There are some performance improvement theorists that suggest competition might not be a good idea — that competition has the potential to erode self-esteem, especially in young people. The leadership team addressed this concern by ensuring that 80-90 percent of the focus was on improving care for their patients with a lighthearted playful sense of competition.

Other experts will tell you the use of rewards like prizes undermines the joy in work. Their theory is that when people are too focused on the prize they might actually care less about the work they are doing and any improvements will be short lived. For this competition, the prizes were not luxury Caribbean cruises or fancy sports cars. Prizes were modest, but real. And we know that the prizes were not the primary focus, because the improvements have sustained well past the awarding of gift cards, pizza and ice cream.

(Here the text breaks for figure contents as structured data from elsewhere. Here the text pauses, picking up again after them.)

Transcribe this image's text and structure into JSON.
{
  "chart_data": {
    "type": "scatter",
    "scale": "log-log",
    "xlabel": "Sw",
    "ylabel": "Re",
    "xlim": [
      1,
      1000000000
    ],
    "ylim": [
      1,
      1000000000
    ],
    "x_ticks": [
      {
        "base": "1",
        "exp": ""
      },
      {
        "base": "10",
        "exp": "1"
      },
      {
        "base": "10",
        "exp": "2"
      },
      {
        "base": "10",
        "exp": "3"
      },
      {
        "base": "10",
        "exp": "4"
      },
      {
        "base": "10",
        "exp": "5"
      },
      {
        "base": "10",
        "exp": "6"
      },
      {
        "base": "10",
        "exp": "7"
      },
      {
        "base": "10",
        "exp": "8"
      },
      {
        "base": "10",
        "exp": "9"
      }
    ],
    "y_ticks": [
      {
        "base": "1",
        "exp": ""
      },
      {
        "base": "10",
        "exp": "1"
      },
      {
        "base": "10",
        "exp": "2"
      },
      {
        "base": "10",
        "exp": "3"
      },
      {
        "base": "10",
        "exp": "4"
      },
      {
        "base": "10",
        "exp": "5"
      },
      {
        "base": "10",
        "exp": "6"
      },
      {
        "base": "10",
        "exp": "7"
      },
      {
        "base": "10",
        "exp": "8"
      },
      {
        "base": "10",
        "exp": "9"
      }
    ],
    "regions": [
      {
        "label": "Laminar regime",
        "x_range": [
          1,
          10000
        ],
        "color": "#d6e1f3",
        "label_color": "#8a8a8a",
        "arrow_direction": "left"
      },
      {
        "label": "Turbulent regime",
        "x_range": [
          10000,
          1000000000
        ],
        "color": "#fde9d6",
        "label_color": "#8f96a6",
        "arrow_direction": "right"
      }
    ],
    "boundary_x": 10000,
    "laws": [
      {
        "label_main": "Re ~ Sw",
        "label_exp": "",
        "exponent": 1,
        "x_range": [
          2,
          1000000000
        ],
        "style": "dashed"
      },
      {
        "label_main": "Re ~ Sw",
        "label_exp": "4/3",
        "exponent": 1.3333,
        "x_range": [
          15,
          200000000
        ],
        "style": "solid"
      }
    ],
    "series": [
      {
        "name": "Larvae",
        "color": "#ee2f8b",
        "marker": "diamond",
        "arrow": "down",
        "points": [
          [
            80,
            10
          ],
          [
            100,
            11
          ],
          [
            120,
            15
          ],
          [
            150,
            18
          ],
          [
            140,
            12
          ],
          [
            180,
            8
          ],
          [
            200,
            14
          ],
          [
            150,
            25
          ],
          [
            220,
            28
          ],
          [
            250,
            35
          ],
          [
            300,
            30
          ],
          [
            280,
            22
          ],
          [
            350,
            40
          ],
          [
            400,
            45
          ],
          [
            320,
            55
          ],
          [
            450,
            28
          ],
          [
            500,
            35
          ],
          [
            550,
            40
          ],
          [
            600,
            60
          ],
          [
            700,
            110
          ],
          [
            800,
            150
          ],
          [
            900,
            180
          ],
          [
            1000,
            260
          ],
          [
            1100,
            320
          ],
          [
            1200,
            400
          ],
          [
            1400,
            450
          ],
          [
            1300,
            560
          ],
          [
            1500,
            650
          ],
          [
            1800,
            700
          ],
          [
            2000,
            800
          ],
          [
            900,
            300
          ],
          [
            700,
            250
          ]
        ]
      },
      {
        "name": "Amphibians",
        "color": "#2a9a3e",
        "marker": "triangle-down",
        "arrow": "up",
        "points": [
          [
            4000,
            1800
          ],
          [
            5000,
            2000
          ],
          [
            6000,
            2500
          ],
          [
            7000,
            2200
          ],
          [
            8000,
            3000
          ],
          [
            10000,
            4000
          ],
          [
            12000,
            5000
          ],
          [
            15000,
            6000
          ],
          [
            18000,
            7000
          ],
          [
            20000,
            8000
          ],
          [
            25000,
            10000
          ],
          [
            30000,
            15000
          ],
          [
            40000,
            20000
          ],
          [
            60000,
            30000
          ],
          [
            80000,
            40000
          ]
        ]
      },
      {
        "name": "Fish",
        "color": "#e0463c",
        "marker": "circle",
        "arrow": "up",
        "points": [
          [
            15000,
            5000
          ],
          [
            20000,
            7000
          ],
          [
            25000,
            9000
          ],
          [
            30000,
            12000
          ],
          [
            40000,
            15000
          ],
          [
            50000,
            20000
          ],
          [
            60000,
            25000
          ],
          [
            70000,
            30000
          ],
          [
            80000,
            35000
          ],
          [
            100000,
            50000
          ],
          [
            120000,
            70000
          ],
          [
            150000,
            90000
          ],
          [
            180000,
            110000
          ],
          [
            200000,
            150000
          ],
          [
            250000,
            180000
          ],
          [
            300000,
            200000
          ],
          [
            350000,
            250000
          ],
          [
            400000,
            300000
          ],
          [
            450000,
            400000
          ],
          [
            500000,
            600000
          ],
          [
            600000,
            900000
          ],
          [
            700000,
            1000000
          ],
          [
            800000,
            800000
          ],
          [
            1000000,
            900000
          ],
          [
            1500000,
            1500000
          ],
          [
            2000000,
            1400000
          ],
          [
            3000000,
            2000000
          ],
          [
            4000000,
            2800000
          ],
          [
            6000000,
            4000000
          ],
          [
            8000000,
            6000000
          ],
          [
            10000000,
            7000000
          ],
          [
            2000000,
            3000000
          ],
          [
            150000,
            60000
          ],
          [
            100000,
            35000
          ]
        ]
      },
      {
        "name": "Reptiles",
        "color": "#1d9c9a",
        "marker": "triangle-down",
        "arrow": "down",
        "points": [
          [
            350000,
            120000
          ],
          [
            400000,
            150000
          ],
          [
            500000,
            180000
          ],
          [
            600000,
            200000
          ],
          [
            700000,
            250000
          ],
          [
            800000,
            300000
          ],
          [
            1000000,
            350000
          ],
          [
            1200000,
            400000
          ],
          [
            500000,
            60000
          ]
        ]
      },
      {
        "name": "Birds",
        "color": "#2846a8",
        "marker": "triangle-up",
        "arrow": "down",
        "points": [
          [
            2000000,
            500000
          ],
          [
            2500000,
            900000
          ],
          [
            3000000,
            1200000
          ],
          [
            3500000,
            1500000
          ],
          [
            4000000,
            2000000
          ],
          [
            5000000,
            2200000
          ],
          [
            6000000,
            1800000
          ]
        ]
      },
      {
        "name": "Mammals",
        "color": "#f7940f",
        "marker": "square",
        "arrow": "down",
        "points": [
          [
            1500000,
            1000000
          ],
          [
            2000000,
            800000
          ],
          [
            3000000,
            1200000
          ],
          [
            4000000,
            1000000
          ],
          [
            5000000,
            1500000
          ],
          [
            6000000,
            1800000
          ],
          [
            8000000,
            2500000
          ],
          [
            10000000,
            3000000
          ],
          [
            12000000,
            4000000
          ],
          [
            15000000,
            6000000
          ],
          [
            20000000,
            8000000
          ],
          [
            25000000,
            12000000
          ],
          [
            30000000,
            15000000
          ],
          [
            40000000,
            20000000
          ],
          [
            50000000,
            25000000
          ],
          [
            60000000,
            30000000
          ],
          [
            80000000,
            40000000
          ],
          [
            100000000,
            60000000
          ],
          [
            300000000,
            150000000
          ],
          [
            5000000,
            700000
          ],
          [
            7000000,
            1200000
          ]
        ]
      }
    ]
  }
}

Who could possibly top the Olympics? Bond. James Bond. Yes, their next quality improvement competition will have a 007 theme. The target areas will be:

  • Serial 12 lead EKG's … One is not enough.
  • Pain scores are forever.
  • Doctor Know … for base physician contact.
  • Morphine and fentanyl weight-based dosing … for your weight only.
  • Trauma scene time … license to live.

About the co-author
Tony Sorensen is the vice president of resource performance for Life EMS Ambulance and a paramedic I/C with 31 years of EMS experience in both rural and urban systems. In addition to his EMS clinical experience he has taught MFR, EMT, EMT-S and paramedic programs through Montcalm County EMS, Montcalm Community College and Life EMS Ambulance. Tony is active in many local, regional and state level EMS activities. He is the past president of the Society of Michigan EMS Instructor Coordinators and the current president of the Michigan EMS Practitioners Association. Tony also represents MiEMSPA as a member of the State of Michigan EMS Coordination Committee. He has held leadership positions with Montcalm County, State of Michigan EMS Section as the EMS Education Coordinator.